If the Metadata parameter is not set to DLF Unified Metadata for the data cluster, you can skip the configurations in this section.
Configure connectors
This section describes how to configure query objects in the connectors that you want to use. In this example, a Hive connector is used.
Go to the Services tab.
Log on to the EMR console. In the left-side navigation pane, click EMR on ECS.
In the top navigation bar, select the region where your cluster resides and select a resource group based on your business requirements.
On the EMR on ECS page, find the desired cluster and click Services in the Actions column.
On the Services tab, find the Trino service and click Configure.
Modify parameters.
On the Configure tab, click hive.properties.
Change the value of the hive.metastore.uri parameter to the value of the hive.metastore.uri parameter that is configured for the Trino service deployed in your data cluster.
Save the configuration.
Click Save.
In the dialog box that appears, configure the parameters and click Save.
Make the configuration take effect.
Click Deploy Client Configuration.
In the dialog box that appears, configure the parameters and click OK.
In the Confirm message, click OK.
Restart the Trino service. For more information, see Restart a service.
Configure host information.
ImportantIf all the data that you want to query is stored in Object Storage Service (OSS) or the Location parameter is configured when you execute the CREATE TABLE statement, you do not need to configure host information.
Some Hive tables may be stored in the specified default directory. When you query data that is stored in your data cluster, you must configure the host information of the master node of your data cluster for each node in the Trino cluster to make sure that you can read data from the tables in the query process.

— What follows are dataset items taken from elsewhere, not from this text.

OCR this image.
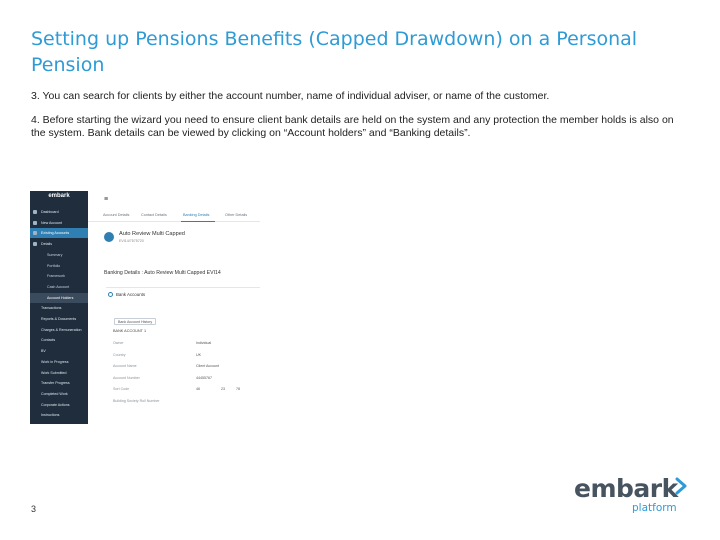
Setting up Pensions Benefits (Capped Drawdown) on a Personal Pension

3. You can search for clients by either the account number, name of individual adviser, or name of the customer.

4. Before starting the wizard you need to ensure client bank details are held on the system and any protection the member holds is also on the system. Bank details can be viewed by clicking on “Account holders” and “Banking details”.

embark
Dashboard
New Account
Existing Accounts
Details
Summary
Portfolio
Framework
Cash Account
Account Holders
Transactions
Reports & Documents
Charges & Remuneration
Contacts
BV
Work in Progress
Work Submitted
Transfer Progress
Completed Work
Corporate Actions
Instructions
≡
Account Details	Contact Details	Banking Details	Other Details
Auto Review Multi Capped
EVI14/7575720
Banking Details : Auto Review Multi Capped EVI14
Bank Accounts
Bank Account History
BANK ACCOUNT 1
Owner	Individual
Country	UK
Account Name	Client Account
Account Number	44455767
Sort Code	46	23	78
Building Society Roll Number
3
embark
platform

Method 1: Log on to the EMR console and add a cluster script or a bootstrap action to configure the host information. For more information, see Manually run scripts or Manage bootstrap actions. We recommend that you use this method.
Method 2: Directly modify the hosts file. Perform the following steps:
Obtain the internal IP address of the master node of your data cluster. To view the internal IP address of the master node, perform the following steps: Go to the Nodes tab of your data cluster in the EMR console. Find the master node group and click the icon.
Log on to your data cluster. For more information, see Log on to a cluster.
Run the
hostname
command to obtain the hostname of the master node.For example, the hostname is in one of the following formats:
Hadoop cluster: emr-header-1.cluster-26****
Other types of clusters: master-1-1.c-f613970e8c****
Log on to the Trino cluster. For more information, see Log on to a cluster.
Run the following command to edit the hosts file:
vim /etc/hosts
Add the following content to the end of the hosts file:
Add the internal IP address and hostname of the master node of your data cluster to the hosts file that is stored in the /etc/ directory of each node of the Trino cluster.
Hadoop cluster
192.168.**.** emr-header-1.cluster-26****
Other types of clusters
192.168.**.** master-1-1.c-f613970e8c****
Configure a metadata storage center for data in data lakes
A metadata storage center for data in data lakes can be automatically configured when you create an EMR cluster of V3.45.0 or a later minor version, or V5.11.0 or a later minor version.
If the Metadata parameter is set to DLF Unified Metadata for your data cluster, you must configure connectors such as Hive, Iceberg, and Hudi. In this case, data queries no longer depend on your data cluster. You can configure the hive.metastore.uri parameter based on your business requirements. Trino can directly access Data Lake Formation (DLF) metadata within the same account.
The following table describes the parameters that are used to configure a metadata storage center for data in data lakes.
Parameter | Description | Remarks |
hive.metastore | The type of the Hive metastore. | Set the value to DLF. |
dlf.catalog.id | The ID of the DLF catalog. | By default, this parameter is set to the ID of your Alibaba Cloud account. |
dlf.catalog.region | The ID of the region in which DLF is activated. | For more information, see Supported regions and endpoints. Note Make sure that the value of this parameter matches the endpoint specified by the dlf.catalog.endpoint parameter. |
dlf.catalog.endpoint | The endpoint of DLF. | For more information, see Supported regions and endpoints. We recommend that you set the dlf.catalog.endpoint parameter to a VPC endpoint of DLF. For example, if you select the China (Hangzhou) region, set the dlf.catalog.endpoint parameter to dlf-vpc.cn-hangzhou.aliyuncs.com. Note You can also use a public endpoint of DLF. For example, if you select the China (Hangzhou) region, set the dlf.catalog.endpoint parameter to dlf.cn-hangzhou.aliyuncs.com. |
dlf.catalog.akMode | The AccessKey mode of the DLF service. | We recommend that you set this parameter to EMR_AUTO. |
dlf.catalog.proxyMode | The proxy mode of the DLF service. | We recommend that you set this parameter to DLF_ONLY. |
dlf.catalog.uid | The ID of your Alibaba Cloud account. | To obtain the ID of your Alibaba Cloud account, go to the Security Settings page. |
Example: Query data in a table
Run commands to access Trino. For more information, see Log on to the Trino console by running commands.
Run the following command to query data in the test_hive table:
select * from hive.default.test_hive;